[SERVER-35666] mongod process consumes all memory and then exits or is being killed by oom-killer Created: 19/Jun/18  Updated: 16/Nov/21  Resolved: 03/Aug/18

Status: Closed
Project: Core Server
Component/s: Stability
Affects Version/s: 3.6.5
Fix Version/s: None

Type: Bug Priority: Major - P3
Reporter: Sasa Skevin Assignee: Matthew Saltz (Inactive)
Resolution: Duplicate Votes: 1
Labels: SWKB
Remaining Estimate: Not Specified
Time Spent: Not Specified
Original Estimate: Not Specified
Environment:

Google Cloud Instance n1-highmem-4 (4 vCPUs, 26 GB memory) with Debian 9.4.


Attachments: PNG File mem_without_wt_cache.png     PNG File memstack1.png     PNG File memstack2.png     PNG File pinned_cursors.png     HTML File stacks.html     PNG File suspects.png    
Issue Links:
Duplicate
duplicates SERVER-36443 Long-running queries should not cause... Closed
Related
is related to SERVER-35444 Heap stacks should not be included in... Closed
is related to SERVER-42138 Memory used by ChunkManager objects c... Closed
Operating System: ALL
Steps To Reproduce:
  1. Initiate chunk moving
  2. Wait for several hours and mongod will either exit with out-of-memory error or be killed by oom-killer
Participants:

 Description   

A two shards MongoDB database regularly crashes with out-of-memory error or is being killed by the oom-killer. The system runs on GCE Debian 9.4 with MongoDB v3.6.5WiredTiger storage engine. The servers are n1-highmem-4 (4 vCPUs26 GB memory). On the server runs just mongod and there are no other services. mongos are on different servers.

Initially the servers were without swap as it is the practice on Google Cloud, but afterwards a small 1GB swap has been added, but the problem is the same.

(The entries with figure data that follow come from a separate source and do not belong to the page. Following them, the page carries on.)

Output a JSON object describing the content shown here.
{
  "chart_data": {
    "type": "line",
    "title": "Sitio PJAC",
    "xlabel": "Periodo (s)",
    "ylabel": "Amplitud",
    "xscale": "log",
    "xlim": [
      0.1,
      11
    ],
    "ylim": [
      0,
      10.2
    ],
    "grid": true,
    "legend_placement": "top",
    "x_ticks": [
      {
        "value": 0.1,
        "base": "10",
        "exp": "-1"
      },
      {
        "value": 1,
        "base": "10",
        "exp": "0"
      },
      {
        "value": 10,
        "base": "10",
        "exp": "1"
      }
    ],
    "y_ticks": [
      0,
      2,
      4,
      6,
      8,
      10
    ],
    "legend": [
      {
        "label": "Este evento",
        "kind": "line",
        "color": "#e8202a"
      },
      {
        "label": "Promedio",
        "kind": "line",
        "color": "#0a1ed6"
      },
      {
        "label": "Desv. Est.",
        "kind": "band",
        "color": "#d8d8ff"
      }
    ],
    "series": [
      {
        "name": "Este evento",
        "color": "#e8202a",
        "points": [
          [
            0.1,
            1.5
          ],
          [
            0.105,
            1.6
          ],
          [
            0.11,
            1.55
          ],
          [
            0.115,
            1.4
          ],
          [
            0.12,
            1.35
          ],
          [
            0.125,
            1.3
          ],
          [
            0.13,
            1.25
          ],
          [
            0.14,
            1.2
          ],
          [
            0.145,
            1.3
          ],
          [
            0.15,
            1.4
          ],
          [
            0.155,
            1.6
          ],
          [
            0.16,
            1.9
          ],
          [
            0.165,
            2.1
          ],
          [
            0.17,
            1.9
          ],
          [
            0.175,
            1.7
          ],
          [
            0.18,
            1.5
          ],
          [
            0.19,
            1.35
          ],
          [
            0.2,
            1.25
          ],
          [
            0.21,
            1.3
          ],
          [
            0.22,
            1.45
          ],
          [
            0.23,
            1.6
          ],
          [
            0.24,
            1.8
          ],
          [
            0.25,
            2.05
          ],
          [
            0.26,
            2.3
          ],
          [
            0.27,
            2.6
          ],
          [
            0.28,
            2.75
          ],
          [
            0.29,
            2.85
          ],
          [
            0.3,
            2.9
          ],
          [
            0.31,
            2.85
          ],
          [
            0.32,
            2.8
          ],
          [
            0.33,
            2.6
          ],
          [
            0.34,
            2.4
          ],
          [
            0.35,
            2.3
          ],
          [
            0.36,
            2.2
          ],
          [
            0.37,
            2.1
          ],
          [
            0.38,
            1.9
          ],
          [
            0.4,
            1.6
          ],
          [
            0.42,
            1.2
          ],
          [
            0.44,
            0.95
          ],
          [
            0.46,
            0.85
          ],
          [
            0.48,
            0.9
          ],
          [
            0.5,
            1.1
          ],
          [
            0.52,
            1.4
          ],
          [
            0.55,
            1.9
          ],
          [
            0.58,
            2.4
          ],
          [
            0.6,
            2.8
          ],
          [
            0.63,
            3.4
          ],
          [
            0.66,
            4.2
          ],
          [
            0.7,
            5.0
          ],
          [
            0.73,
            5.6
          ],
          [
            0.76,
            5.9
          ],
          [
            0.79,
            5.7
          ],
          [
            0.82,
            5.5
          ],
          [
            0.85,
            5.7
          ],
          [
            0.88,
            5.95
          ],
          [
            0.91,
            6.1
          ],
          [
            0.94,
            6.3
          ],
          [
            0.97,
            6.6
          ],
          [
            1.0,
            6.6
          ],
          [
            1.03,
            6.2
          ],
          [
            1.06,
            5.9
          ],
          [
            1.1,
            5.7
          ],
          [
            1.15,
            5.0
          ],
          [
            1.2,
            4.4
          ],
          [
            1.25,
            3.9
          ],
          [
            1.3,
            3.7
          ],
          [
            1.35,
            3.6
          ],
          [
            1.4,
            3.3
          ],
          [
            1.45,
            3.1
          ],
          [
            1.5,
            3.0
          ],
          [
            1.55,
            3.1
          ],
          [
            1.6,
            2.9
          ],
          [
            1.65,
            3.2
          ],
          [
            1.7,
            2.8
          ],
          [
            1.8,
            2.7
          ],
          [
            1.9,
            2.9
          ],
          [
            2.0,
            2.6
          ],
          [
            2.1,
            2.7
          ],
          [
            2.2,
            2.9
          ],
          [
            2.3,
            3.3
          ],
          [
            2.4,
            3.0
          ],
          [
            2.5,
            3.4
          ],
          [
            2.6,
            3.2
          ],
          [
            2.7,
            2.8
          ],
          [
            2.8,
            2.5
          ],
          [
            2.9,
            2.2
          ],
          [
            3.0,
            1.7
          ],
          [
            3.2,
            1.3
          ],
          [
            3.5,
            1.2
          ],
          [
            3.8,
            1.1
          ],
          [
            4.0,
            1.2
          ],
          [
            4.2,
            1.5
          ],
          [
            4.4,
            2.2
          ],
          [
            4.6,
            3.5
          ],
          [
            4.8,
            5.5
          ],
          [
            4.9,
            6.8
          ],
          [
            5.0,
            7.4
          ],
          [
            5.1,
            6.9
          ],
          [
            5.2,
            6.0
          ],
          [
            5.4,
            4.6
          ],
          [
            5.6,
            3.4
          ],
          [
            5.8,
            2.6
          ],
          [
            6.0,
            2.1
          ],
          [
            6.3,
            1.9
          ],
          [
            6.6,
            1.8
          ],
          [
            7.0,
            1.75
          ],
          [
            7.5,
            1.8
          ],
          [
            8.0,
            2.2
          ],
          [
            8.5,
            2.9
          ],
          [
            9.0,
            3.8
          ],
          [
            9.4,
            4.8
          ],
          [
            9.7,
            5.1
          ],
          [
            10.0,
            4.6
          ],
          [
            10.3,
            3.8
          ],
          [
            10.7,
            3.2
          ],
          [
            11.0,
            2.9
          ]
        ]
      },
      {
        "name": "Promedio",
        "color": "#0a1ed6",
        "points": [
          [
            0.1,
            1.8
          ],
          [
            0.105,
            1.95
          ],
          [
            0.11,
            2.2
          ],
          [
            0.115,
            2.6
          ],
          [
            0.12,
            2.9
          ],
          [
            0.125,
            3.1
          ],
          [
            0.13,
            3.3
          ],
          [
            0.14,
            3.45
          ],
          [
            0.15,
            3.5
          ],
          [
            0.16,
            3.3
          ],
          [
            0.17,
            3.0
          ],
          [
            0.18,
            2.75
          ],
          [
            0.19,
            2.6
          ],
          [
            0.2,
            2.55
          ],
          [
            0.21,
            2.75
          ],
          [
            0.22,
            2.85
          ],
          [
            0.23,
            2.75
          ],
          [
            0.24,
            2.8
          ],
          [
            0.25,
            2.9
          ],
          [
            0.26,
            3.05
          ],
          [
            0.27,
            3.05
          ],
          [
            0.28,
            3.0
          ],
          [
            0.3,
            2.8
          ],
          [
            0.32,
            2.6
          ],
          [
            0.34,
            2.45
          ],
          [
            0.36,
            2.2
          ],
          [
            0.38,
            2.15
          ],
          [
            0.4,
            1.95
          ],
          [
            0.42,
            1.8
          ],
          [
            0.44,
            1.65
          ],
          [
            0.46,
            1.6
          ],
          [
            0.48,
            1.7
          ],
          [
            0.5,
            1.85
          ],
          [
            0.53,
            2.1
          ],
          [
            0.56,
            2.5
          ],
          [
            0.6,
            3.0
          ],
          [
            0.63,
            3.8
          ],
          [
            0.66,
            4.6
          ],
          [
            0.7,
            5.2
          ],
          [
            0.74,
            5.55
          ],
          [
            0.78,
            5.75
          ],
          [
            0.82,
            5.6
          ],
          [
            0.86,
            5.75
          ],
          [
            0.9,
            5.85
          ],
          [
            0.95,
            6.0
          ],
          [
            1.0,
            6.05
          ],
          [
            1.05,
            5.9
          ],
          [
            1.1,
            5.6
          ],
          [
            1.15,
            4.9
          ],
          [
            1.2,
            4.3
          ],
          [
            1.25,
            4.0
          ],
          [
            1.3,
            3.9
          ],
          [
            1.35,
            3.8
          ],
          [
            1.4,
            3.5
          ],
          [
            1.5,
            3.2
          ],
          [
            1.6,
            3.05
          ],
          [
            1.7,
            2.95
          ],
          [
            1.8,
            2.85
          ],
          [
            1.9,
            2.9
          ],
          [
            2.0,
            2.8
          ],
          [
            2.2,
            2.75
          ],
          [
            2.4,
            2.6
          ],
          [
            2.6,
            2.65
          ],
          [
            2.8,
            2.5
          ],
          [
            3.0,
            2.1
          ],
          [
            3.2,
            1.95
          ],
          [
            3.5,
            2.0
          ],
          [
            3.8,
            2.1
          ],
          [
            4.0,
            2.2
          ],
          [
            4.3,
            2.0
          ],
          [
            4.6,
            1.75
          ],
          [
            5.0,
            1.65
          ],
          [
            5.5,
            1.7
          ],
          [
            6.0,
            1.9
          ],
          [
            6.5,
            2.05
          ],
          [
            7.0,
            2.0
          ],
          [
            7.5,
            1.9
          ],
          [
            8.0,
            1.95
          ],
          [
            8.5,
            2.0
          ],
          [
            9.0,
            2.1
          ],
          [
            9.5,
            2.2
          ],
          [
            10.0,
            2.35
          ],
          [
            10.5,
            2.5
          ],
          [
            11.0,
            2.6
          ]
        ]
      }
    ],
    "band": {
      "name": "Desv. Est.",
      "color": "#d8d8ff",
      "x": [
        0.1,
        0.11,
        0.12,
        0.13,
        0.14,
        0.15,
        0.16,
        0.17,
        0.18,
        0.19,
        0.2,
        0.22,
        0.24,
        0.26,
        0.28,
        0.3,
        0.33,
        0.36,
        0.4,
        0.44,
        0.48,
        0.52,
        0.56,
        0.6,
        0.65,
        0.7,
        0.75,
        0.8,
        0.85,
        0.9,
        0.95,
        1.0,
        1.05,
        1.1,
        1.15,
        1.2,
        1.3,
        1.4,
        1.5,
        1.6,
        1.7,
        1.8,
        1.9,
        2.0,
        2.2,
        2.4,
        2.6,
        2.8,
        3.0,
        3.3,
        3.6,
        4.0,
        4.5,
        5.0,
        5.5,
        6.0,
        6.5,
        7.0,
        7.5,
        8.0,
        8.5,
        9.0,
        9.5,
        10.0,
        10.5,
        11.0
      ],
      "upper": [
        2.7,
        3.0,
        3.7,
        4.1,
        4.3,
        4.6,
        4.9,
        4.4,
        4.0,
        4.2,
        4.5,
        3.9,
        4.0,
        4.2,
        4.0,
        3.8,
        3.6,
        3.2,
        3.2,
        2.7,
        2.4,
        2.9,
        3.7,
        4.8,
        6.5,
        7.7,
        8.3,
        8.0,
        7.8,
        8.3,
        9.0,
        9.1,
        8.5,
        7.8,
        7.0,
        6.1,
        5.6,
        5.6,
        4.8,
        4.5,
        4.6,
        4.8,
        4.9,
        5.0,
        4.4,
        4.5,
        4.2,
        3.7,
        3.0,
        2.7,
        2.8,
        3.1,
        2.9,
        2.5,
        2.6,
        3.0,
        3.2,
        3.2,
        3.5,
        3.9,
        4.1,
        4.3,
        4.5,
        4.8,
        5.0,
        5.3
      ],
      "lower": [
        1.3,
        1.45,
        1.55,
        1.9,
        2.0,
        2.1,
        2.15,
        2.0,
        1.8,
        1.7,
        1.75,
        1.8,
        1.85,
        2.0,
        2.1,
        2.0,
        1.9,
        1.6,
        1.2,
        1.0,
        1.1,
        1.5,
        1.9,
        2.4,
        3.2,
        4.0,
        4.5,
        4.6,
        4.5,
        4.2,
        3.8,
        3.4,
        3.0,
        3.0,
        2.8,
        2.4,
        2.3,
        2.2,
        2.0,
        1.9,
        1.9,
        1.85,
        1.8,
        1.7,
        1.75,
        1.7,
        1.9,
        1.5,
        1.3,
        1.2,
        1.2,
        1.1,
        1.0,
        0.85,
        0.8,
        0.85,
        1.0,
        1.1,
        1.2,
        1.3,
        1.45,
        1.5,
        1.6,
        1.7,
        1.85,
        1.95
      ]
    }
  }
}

We have tried to play with the cacheSizeGB parameter and reduced it to 10GB but still the crash happens.

Usually process exit/crash happens al least once a day.

Currently on the database there is a chunk moving process underway and crashes happens only on the shard instances that receive chunks. Sending chunks instances never crashed.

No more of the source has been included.